Il Ricci considera queste due tavolette “un frammento di qualche mobile o sportello d’organo”; il Quintavalle ne evidenzia la struttura di due ante e ne riconosce, oltre alla derivazione vicentina dal Montagna, qualche ricordo lombardo dal Foppa e dal Civerchio, mentre per la Ghidiglia Quintavalle l’artista risulta più convincente proprio quando – come, in quest’opera – “non si sforza di parlare aulico, ma mescola al linguaggio raffinato veneto ed ai ricordi lombardi, qualche spontanea cadenza dialettale”. Cirillo ne afferma con certezza la provenienza dall’organo di San Giovanni, intuendo la presenza di uno strumento di dimensioni adeguate.

Date le dimensioni delle ante bisognerebbe pensare alla chiusura superiore di un piccolo organo portativo, cui si addirebbe anche il soggetto, tutto impostato su un basamento a finti marmi su cui poggiano ritti o a cavalcioni quattro putti completamente ignudi che, senza imbarazzo, impugnano l’archetto facendolo scorrere sulle corde del cordofono e di uno strumento simile alla ribecca o alla viella, suonano il flauto e battono sul tamburello, impugnano il liuto, strumenti ricorrenti anche nelle tarsie dei cori parmensi. La tematica si rivela adatta anche a due sportelli di mobile, magari atto a conservare le partiture musicali abitualmente eseguite; infatti le borchie simmetriche in ferro a sei petali potevano presumibilmente sostenere un leggio o mimetizzare una serratura, secondo un’impostazione analoga agli sportelli dell’armadio portareliquie, che sovrasta l’altare, nel santuario di San Colombano annesso alla sagrestia, dovuti a Michelangelo Anselmi, attivo in San Giovanni dal 1516.
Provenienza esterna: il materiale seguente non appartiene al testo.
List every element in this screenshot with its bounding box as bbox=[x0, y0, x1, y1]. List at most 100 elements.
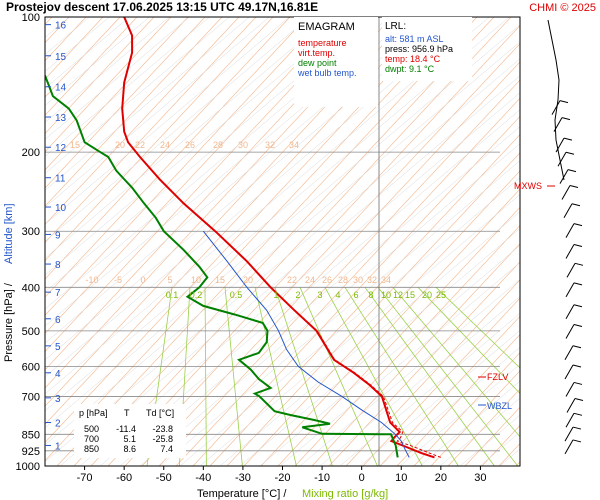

Lo schema anatomico da genietto classico, le grosse teste ricciute, le guance rigonfie e le pose sciolte e ancheggianti dei putti, collocati in simmetria con i due in piedi al centro, rivelano una naturalezza inedita nel Caselli che si sottopone ancora a modelli veneti, ma introduce una parlata sapida di gusto arcaizzante sintonizzata sulla Lombardia, meno controllata e di tono quasi monocorde fino a suggerire un trompe-l’œil di statuaria impostazione. Un lavoro così contenuto si potrebbe datare al 1499 – anno dell’Adorazione dei Magi per la stessa chiesa dove, però, il registro compositivo è assai più complesso – oppure ipotizzare un’attività del Caselli dopo l’esperienza espletata nel 1508 da Cesare Cesariano nella volta della grande sagrestia commissionatagli dal padre Graziano da Milano, dove abbondano putti e angioli monocromi nei piedritti degli archi e ai lati delle Virtù teologali e cardinali che mostrano, unitamente a tutta la decorazione, una chiara appartenenza alla cultura lombarda improntata a Bramante e Leonardo (Adorni 1979, p. 87), che il Caselli declina qui in un tono meno aulico. Occorre ricordare che il Caselli “meno rituale” si rivela assai importante anche per la definizione dei moduli pittorici adottati dal Maestro Sanvitale nell’omonimo Libro d’Ore (cfr. Zanichelli 1994d, pp. 39-61)

Scheda di Lucia Fornari Schianchi tratta da Fornari Schianchi L. (a cura di), Galleria Nazionale di Parma. Catalogo delle opere dall’Antico al Cinquecento, Franco Maria Ricci, Milano, 1997.